Le soleil tape fort sur les artères de Parakou ce jour-là. Au milieu de la foule du parc routier du quartier Albarika, un petit garçon zigzague entre les passants, un plastique à la tête. Il propose des sachets d’eau fraîche. Il a 9 ans. Ses habits sont sales et déchirés, ses chaussures finies et trouées, il les a raccommodées avec des pointes. Une scène ordinaire devenue tristement banale. Une scène pourtant inacceptable dans un pays comme le Bénin qui a inscrit la protection de l’enfant dans ses lois et qui en a fait son champ de bataille.
Approché, au-delà de son commerce, l’enfant se montre d’abord timide. Puis, il parle. Il vit avec sa grand-mère, explique t-il. C’est elle qui lui a demandé de sortir pour vendre l’eau. Pas pour s’amuser, ni pour aider ponctuellement, mais pour contribuer au quotidien familial. Il précise que l’eau vient du réfrigérateur de sa grand-mère. Ce détail change tout. Car on ne parle pas ici d’un commerce improvisé, mais d’une stratégie mise en place depuis la maison. Ce frigo, symbole de confort, crée un contraste avec les sandales abîmées de l’enfant. Comment accepter que dans une maison assez stable pour avoir de l’électricité et un réfrigérateur, un enfant soit réduit à ce rôle de vendeur de rue ? Pire, avec des vêtements et chaussures très usés.
Le Bénin a ratifié la Convention des droits de l’enfant, qui stipule que tout enfant a droit à l’éducation, à la protection contre le travail économique précoce, et à une vie digne. De plus, la loi n°2015-08 portant Code de l’enfant en République du Bénin interdit clairement toute forme de travail pour les enfants de moins de 14 ans, sauf dans un cadre strictement familial, éducatif et non lucratif. Ainsi, mettre un enfant de 9 ans dans la rue pour vendre de l’eau, même si c’est pour aider, constitue une infraction à la loi.
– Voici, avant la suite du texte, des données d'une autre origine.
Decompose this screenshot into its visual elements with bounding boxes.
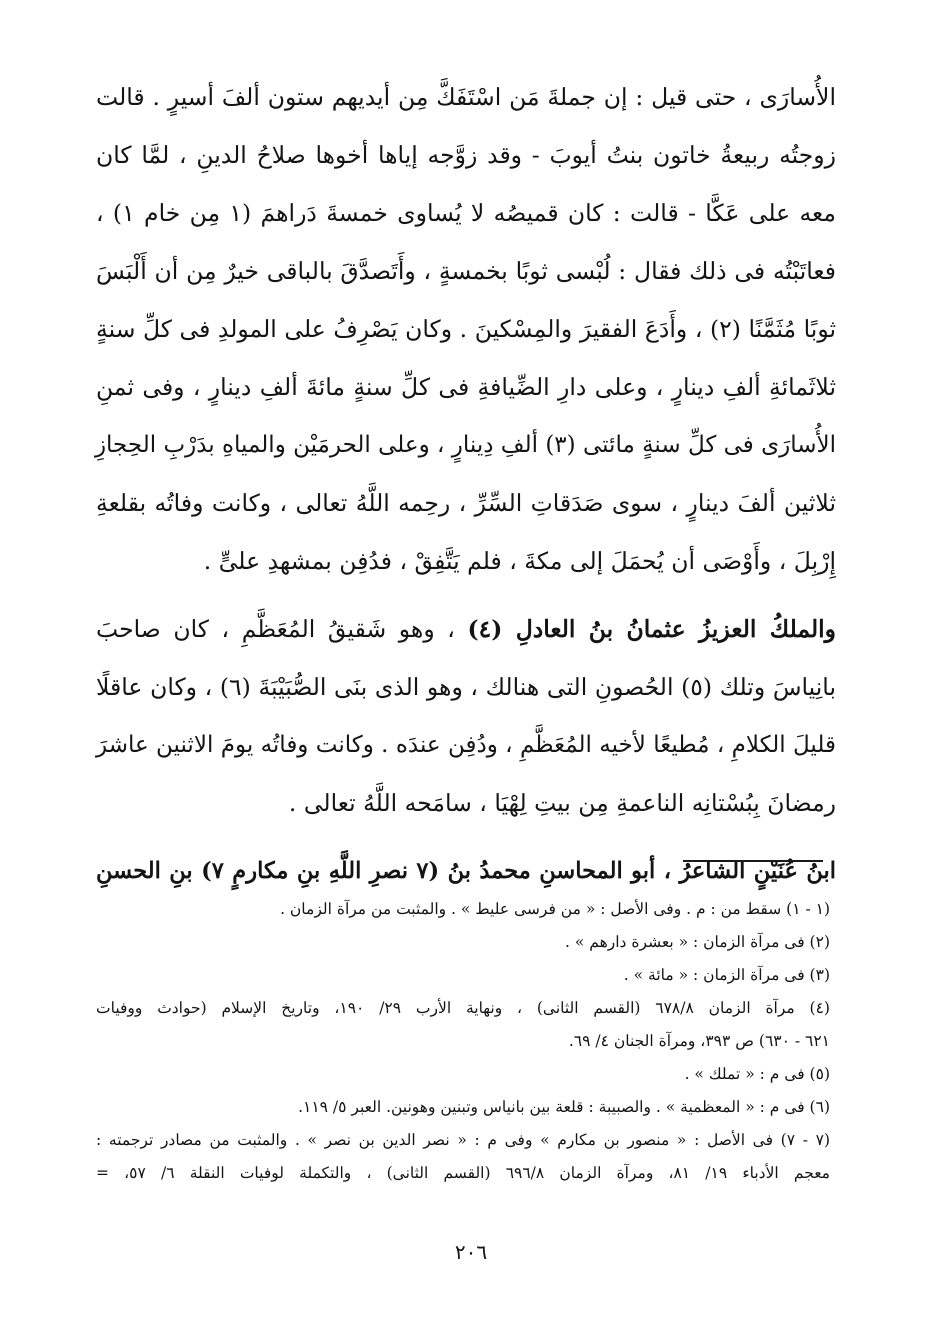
text-line: معه على عَكَّا - قالت : كان قميصُه لا يُساوى خمسةَ دَراهمَ (١ مِن خام ١) ،: [96, 199, 836, 227]
text-line: رمضانَ بِبُسْتانِه الناعمةِ مِن بيتِ لِهْيَا ، سامَحه اللَّهُ تعالى .: [288, 789, 836, 817]
text-line: ثلاثين ألفَ دينارٍ ، سوى صَدَقاتِ السِّرِّ ، رحِمه اللَّهُ تعالى ، وكانت وفاتُه بقلعةِ: [96, 489, 836, 517]
footnote: (٦) فى م : « المعظمية » . والصبيبة : قلعة بين بانياس وتبنين وهونين. العبر ٥/ ١١٩.: [298, 1098, 830, 1116]
entry-first-line: [96, 600, 836, 658]
text-line: ثلاثَمائةِ ألفِ دينارٍ ، وعلى دارِ الضِّيافةِ فى كلِّ سنةٍ مائةَ ألفِ دينارٍ ، وفى ثمنِ: [96, 373, 836, 401]
footnote: (١ - ١) سقط من : م . وفى الأصل : « من فرسى عليط » . والمثبت من مرآة الزمان .: [280, 900, 830, 918]
text-line: إِرْبِلَ ، وأَوْصَى أن يُحمَلَ إلى مكةَ ، فلم يَتَّفِقْ ، فدُفِن بمشهدِ علىٍّ .: [203, 547, 836, 575]
footnote: (٣) فى مرآة الزمان : « مائة » .: [623, 966, 830, 984]
text-line: الأُسارَى ، حتى قيل : إن جملةَ مَن اسْتَفَكَّ مِن أيديهم ستون ألفَ أسيرٍ . قالت: [96, 83, 836, 111]
footnote: (٧ - ٧) فى الأصل : « منصور بن مكارم » وفى م : « نصر الدين بن نصر » . والمثبت من مصادر ترجمته :: [96, 1131, 831, 1149]
footnotes: [96, 893, 830, 1190]
footnote-continuation: معجم الأدباء ١٩/ ٨١، ومرآة الزمان ٦٩٦/٨ (القسم الثانى) ، والتكملة لوفيات النقلة ٦/ ٥٧، =: [96, 1164, 830, 1182]
footnote: (٢) فى مرآة الزمان : « بعشرة دارهم » .: [565, 933, 830, 951]
entry-heading: والملكُ العزيزُ عثمانُ بنُ العادلِ (٤): [467, 615, 836, 643]
text-line: قليلَ الكلامِ ، مُطيعًا لأخيه المُعَظَّمِ ، ودُفِن عندَه . وكانت وفاتُه يومَ الاثنين عاشرَ: [96, 732, 836, 758]
text-line: بانِياسَ وتلك (٥) الحُصونِ التى هنالك ، وهو الذى بنَى الصُّبَيْبَةَ (٦) ، وكان عاقلًا: [96, 673, 836, 701]
footnote-separator: [683, 860, 823, 862]
footnote-continuation: ٦٢١ - ٦٣٠) ص ٣٩٣، ومرآة الجنان ٤/ ٦٩.: [568, 1032, 830, 1050]
text-line: زوجتُه ربيعةُ خاتون بنتُ أيوبَ - وقد زوَّجه إياها أخوها صلاحُ الدينِ ، لمَّا كان: [96, 141, 836, 169]
text-line: الأُسارَى فى كلِّ سنةٍ مائتى (٣) ألفِ دِينارٍ ، وعلى الحرمَيْن والمياهِ بدَرْبِ الحِجازِ: [94, 432, 836, 458]
text-line: فعاتَبْتُه فى ذلك فقال : لُبْسى ثوبًا بخمسةٍ ، وأَتَصدَّقَ بالباقى خيرٌ مِن أن أَلْبَسَ: [96, 257, 836, 285]
entry-heading-tail: ، وهو شَقيقُ المُعَظَّمِ ، كان صاحبَ: [96, 615, 455, 643]
entry-heading: ابنُ عُنَيْنٍ الشاعرُ ، أبو المحاسنِ محمدُ بنُ (٧ نصرِ اللَّهِ بنِ مكارمٍ ٧) بنِ الحسنِ: [96, 858, 836, 884]
text-line: ثوبًا مُثَمَّنًا (٢) ، وأَدَعَ الفقيرَ والمِسْكينَ . وكان يَصْرِفُ على المولدِ فى كلِّ سنةٍ: [96, 315, 836, 343]
main-text: [96, 68, 836, 900]
page-number: ٢٠٦: [454, 1240, 488, 1264]
footnote: (٤) مرآة الزمان ٦٧٨/٨ (القسم الثانى) ، ونهاية الأرب ٢٩/ ١٩٠، وتاريخ الإسلام (حوادث ووفيات: [96, 999, 830, 1017]
footnote: (٥) فى م : « تملك » .: [684, 1065, 830, 1083]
L’histoire de ce garçon doit nous déranger. Elle doit réveiller en nous un devoir d’humanité et de solidarité. Ce garçon n’est pas seul. Ils sont des centaines, peut-être des milliers, à vivre la même réalité. Derrière chaque sachet d’eau, chaque plateau de condiments ou de beignets, il y a parfois une enfance sacrifiée. Le travail des enfants n’est pas seulement une statistique. C’est un combat qui nous interpelle tous.